OpenKM has many interesting features, but requires some configuration process to show its full potential.
 #52900  by farkinid2
Long time OpenKM user here. I've deployed OpenKM community in my own office for a while now but have never encountered this problem.

Using a VM, I've deployed a test OpenKM Community server as a test bed. Currently running OpenKM 6.3.11. The system is operating as intended except with regards to PDF files.

I've uploaded a couple of PDF files into the system but none of these PDF files have been successfully indexed. The files are a mix of scanned documents, print to pdf type documents and scanned documents which have been converted to fonts via tesseract (manually). At this point the search function works for all docx, xlsx, txt files. For PDF no text has been successfully extracted.
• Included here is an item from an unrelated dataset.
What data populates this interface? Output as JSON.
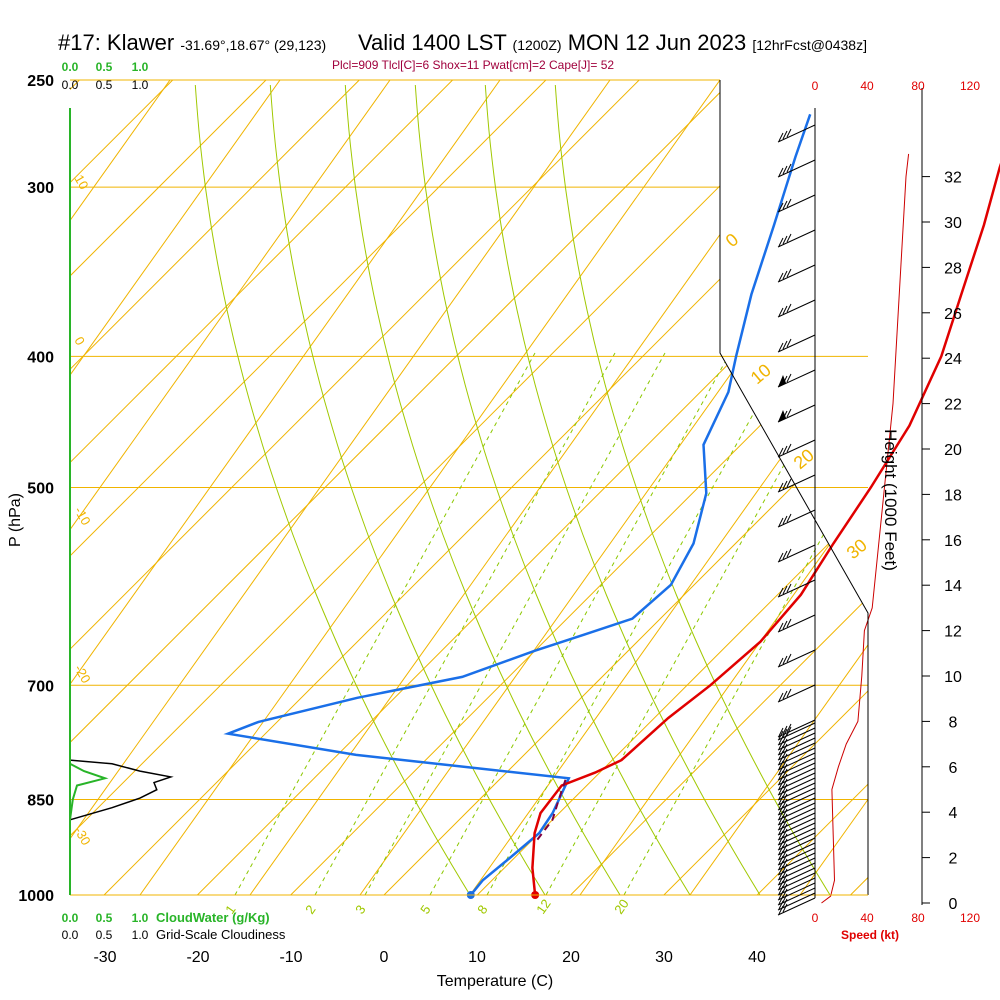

All files have already been processed in the text extractor (no files in queue). I've attached a screenshot of the list of words extracted for a test file as well as a sample pdf file.

On a side note, if we were to subscribe to OpenKm online but we have very large scanned pdf files to process, what sort of limitations would be we facing? For example some user's files are scanned documents totaling approximately 800mb per file. There are approximately 50,000 files of varying sizes
 #52912  by farkinid2
Just a quick note. I've managed to resolve the situation.

Went to Utilities -> Plugins -> Text Extractor -> Disabled cuneiform text extractor
 #52936  by saleem55
I have same problem
can not extract text from pdf
 #52937  by saleem55
resolved .
disable force pdf OCR
solution was in one of the resolved topic